Tornike Onoprishvili | Virchow2: Scaling Self-Supervised Mixed Magnification Models in Pathology

@misc{zimmermann2024virchow2scalingselfsupervisedmixed,
      title={Virchow2: Scaling Self-Supervised Mixed Magnification Models in Pathology}, 
      author={Eric Zimmermann and Eugene Vorontsov and Julian Viret and Adam Casson and Michal Zelechowski and George Shaikovski and Neil Tenenholtz and James Hall and David Klimstra and Razik Yousfi and Thomas Fuchs and Nicolo Fusi and Siqi Liu and Kristen Severson},
      year={2024},
      eprint={2408.00738},
      archivePrefix={arXiv},
      primaryClass={cs.CV},
      url={https://arxiv.org/abs/2408.00738}, 
}

This is a collection of my notes about Virchow2.

Virchow2 provides three new models. All three models are vision-only transformer models used for classifying diseases from histopathology whole-slide images.

Models:

Virchow2G 1.9B
Virchow2 632M
Virchow2G Mini 22M

Smaller models are distillations of larger ones, instead of being trained independently.

Training data is exclusively a 3.1M histopathology images. Different tissue types, image authors and stains are available.

All Virchow models here are same architecture as google’s ViT. For example, the Virchow 632M has the exact same shape as ViT-H from Google. And Virchow2G is the same in shape as ViT-G.

Training details

Training images are actually given at different magnifications (called WSI’s). Same tissue is scanned in 5x, 10x, 20x and 40x resolutions. Highest res images are giga-pixel images. They are really hard to train on, directly without some clever workarounds.

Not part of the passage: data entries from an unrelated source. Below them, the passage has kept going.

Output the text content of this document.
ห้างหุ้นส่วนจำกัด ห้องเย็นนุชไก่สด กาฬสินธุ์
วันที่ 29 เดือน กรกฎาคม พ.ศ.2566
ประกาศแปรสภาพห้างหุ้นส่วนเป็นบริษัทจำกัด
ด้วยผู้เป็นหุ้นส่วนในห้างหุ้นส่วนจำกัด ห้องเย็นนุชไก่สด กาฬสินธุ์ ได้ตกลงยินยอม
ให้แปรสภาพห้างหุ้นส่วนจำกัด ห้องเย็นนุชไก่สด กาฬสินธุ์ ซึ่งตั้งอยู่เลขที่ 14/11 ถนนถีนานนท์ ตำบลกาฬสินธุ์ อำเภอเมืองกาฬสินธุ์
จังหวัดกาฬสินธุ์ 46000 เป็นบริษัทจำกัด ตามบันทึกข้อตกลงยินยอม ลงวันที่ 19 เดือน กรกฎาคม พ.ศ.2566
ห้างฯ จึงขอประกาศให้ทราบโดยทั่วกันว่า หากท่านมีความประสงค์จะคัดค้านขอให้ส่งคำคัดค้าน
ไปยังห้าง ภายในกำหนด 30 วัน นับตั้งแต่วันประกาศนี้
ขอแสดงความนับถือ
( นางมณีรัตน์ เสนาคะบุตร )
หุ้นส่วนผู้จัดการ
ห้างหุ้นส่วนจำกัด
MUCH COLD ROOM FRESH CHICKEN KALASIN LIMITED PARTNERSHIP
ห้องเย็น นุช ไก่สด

This also means that WSI’s might need a different image augmentation approach compared to regular 2D images.

Training data

Where do images come from?

Virchow is trained on data from approximately 100,000 patients corresponding to approximately 1.5 million H&E stained WSIs acquired from Memorial Sloan Kettering Cancer Center (MSKCC),

How many individual images do we have?

From original virchow paper:

The training digital pathology dataset comprises 1,488,550 WSIs derived from 119,629 patients. These WSIs are all stained with H&E, a routine stain that stains the nuclei blue and the extracellular matrix and cytoplasm pink. The WSIs are scanned at ×20 resolution or 0.5 mpp using Leica scanners. It’s fair to assume that

Virchow2 uses 3.1M WSI’s. WSI’s contain same image at different magnification. What Virchow2 has is 3.1M WSIs, not images. So, image-wise they must have more.

How many GPUs?

Each model is trained on 512 NVIDIA 32GB V100 GPUs.

How is loss calculated for largest-model pretraining?

Training approach is called DINOv2. Paper is here. DINO is far from trivial to explain. Long story-short, the loss is calculated based on goodness-of-representation of the [CLS] token.